One of the Black Widows spoke on camera. Through her head scarf you could see the most elegant, almond eyes. She said she was from a secular family and had joined a sect when her father, husband, and cousin were killed during the war with Russia.
“If we die it’s not the end,” she told the television audience, quite calmly. “There are many more of us.”
It was my job to stay outside and wait to see if anything happened while my bosses went back to their hotel. It drizzled. The cold rain tasted salty. I drank warm beer, listening for an explosion or gunfire. There wouldn’t be any. At 5:00 a.m. on the fourth night of the siege, special forces slipped a fizzing, mystery anesthetic blended with an aerosol spray gas into the ventilation system of the theater. A gray mist rose through the auditorium. The Black Widows were knocked out instantly, slouching over and sliding onto the floor. The hostages and hostage-takers all snored. Barely a shot was fired as special forces, safe from the fumes in gas masks, entered. All the Chechens were quickly killed. The soldiers celebrated the perfect operation. The darkness around me was lit up with the spotlights of news crews reporting a miracle of military brilliance.
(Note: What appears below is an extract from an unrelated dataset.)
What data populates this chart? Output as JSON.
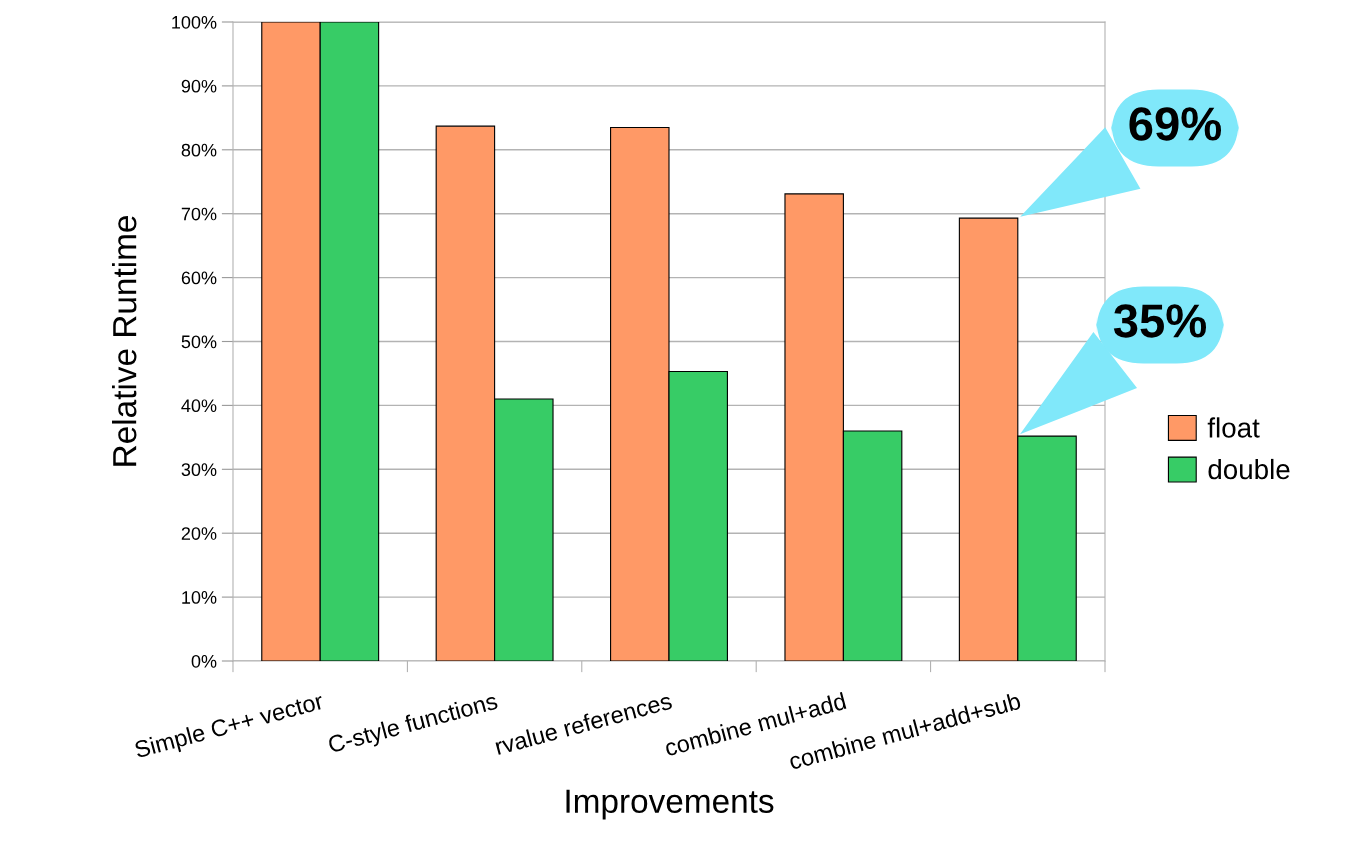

The medics moved in to resuscitate the audience. They hadn’t been warned about the gas. There weren’t enough stretchers or medics. No one knew what the gas was, so they couldn’t give the right antidotes. The sleeping hostages, fighting for breath, were carried out, placed face up on the steps of the theater, choking on their tongues, on their own vomit. I, and a thousand TV cameras, saw the still-sleeping hostages dragged through cold puddles to city buses standing nearby, thrown inside any which way and on top of each other. The buses pulled past me, the hostages slumped and sagging across the seats and on the wooden floor, like wasted bums on the last night bus. Some 129 hostages died: in the seats of the auditorium, on the steps of the theater, in buses.
The news crews reported a self-inflicted catastrophe.
The Nord Ost theater siege, this terror-reality show—in which the whole country saw its own sicknesses in close-up, broadcast on live TV; saw its smirking cops, its lost politicians desperate for guidance not knowing how to behave; saw Black Widows, somehow pitiable despite their actions, elevated to prime-time TV stars; saw victories turn to disasters within one news flash—was when television in Russia changed. No longer would there be anything uncontrolled, unvetted, un-thought-through. The conflict in the Caucasus disappeared from TV, only to be mentioned when the President announced the war there was over, that billions were being invested, that everything was just fine, that Chechnya had been rebuilt, that tourism was booming, that 98 percent of Chechens voted for the President in elections, and that the terrorists had been forced out to refuges in the hills and forests. When someone from the Caucasus appears on television now, it’s usually as entertainment, the butt of jokes like the Irish are for the English.